No desenrolar da história principal, a situação política do Império não é descurada
(cf. pp. 23, 109, 176, 237). Neste sentido, destacamos particularmente o assassínio de
Graciano e a ascensão do usurpador Magno Máximo (cf. pp. 355-356), mudança política
que se revelaria favorável aos inimigos de Prisciliano. A partir daqui, os acontecimentos
direcionam-se para as cidades de Bordéus (Burdigala) e de Tréveris (Augusta
Treverorum). Na primeira, decorre um sínodo eclesiástico convocado por Magno Máximo,
que redunda num julgamento civil. Este continuaria na cidade alemã, onde o imperador
usurpador instalara a sua corte. De facto, Prisciliano recusou ser julgado pelos bispos,
apelando malogradamente para o imperador. Sob a orientação do perfeito Evódio, cuja
severidade é transmitida pelas fontes e explorada pelo nosso autor, o processo terminaria
com a sentença de morte para Prisciliano e alguns dos seus companheiros, acusados de
maleficium (magia). Durante o processo, destaca-se o papel de Martinho de Tours e de
Ambrósio de Milão. A presença e acção do primeiro atrasaram a processo, enquanto o
segundo opôs-se aos bispos, que pediam a pena capital, enquanto aplacava os intentos
políticos sobre Itália do imperador usurpador. Assim, saltam à vista as quezílias políticas e
pessoais, que se escondem por detrás das questões doutrinais e que levarão à destituição de
Itácio e de Idácio.
A adocicar toda a acção, Prisciliano vive uma relação amorosa com Egéria, com
quem trava amizade na infância, a quem desflora na juventude e cujo amor acaba
consagrado ao Uno. Ora, no que toca à figura de Egéria, quanto a nós, A. Santos permite-
se soltar “a louca da casa”, a imaginação, inserindo-a no movimento priscilianista, quando
tal tese se apoia apenas na proveniência da escritora galega e na sua personalidade
independente. A referência de Gala como esposa de Prisciliano, feita por Jerónimo, é posta
de lado, apesar de a suposta irmã de Egéria surgir como terceiro vértice de um triângulo
amoroso com laivos de Amor de Perdição de Camilo Castelo Branco. Consequentemente,
as motivações e a concretização da viagem de Egéria aos lugares santos da cristandade que
emergia são extrapoladas para o contexto priscilianista, quando o que nos chegou do
Itinerarium Egeriae não nos permite em absoluto tal adjudicação.

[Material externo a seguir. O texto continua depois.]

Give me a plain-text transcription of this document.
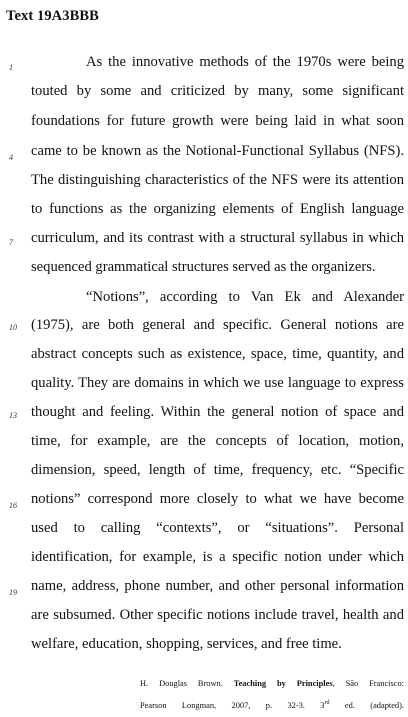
Text 19A3BBB
1
4
7
10
13
16
19
As the innovative methods of the 1970s were being
touted by some and criticized by many, some significant
foundations for future growth were being laid in what soon
came to be known as the Notional-Functional Syllabus (NFS).
The distinguishing characteristics of the NFS were its attention
to functions as the organizing elements of English language
curriculum, and its contrast with a structural syllabus in which
sequenced grammatical structures served as the organizers.
“Notions”, according to Van Ek and Alexander
(1975), are both general and specific. General notions are
abstract concepts such as existence, space, time, quantity, and
quality. They are domains in which we use language to express
thought and feeling. Within the general notion of space and
time, for example, are the concepts of location, motion,
dimension, speed, length of time, frequency, etc. “Specific
notions” correspond more closely to what we have become
used to calling “contexts”, or “situations”. Personal
identification, for example, is a specific notion under which
name, address, phone number, and other personal information
are subsumed. Other specific notions include travel, health and
welfare, education, shopping, services, and free time.
H. Douglas Brown. Teaching by Principles, São Francisco:
Pearson Longman, 2007, p. 32-3. 3rd ed. (adapted).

Concluindo, para um leitor veraneante, menos advertido quanto às questões
históricas, a obra recenseada poderá induzir a uma descrença na tradição jacobeia e no
sentido da peregrinação a Santiago de Compostela, ao mesmo tempo que a figura de
Prisciliano surge com resplendores de santidade injustiçada. Contudo, sendo um romance,
tais conclusões seriam precipitadas.
Não obstante, toca questões históricas prementes, pois a própria tradição jacobeia
apoia-se em lendas e sonhos, enquanto a chamada tese priscilianista apresenta um ou outro
elemento historicamente mais sólido. Porém, quanto a nós, isto não significa que a própria
tradição vivida durante séculos possa ser sem mais destronada. A questão permanece em
aberto. Além disso, teologicamente não deverá levantar grandes problemas, pois os santos
não valem por si mesmos, mas por Aquele a quem seguiram e de Quem deram testemunho.
Se as dores e canseiras dos trilhos e veredas palmilhados conduziram e conduzem até
Cristo, pois que haja mais Santiagos a desbravar caminhos!
Sendo um romance, a fidelidade histórica deve ser aplaudida, pois o retrato do
século quarto é fiel, bem como os principais acontecimentos da vida de Prisciliano e da
controvérsia priscilianista. Por sua vez, o preenchimento das lacunas históricas é
justificável pelo desenvolvimento da trama decorrente do próprio teor da obra.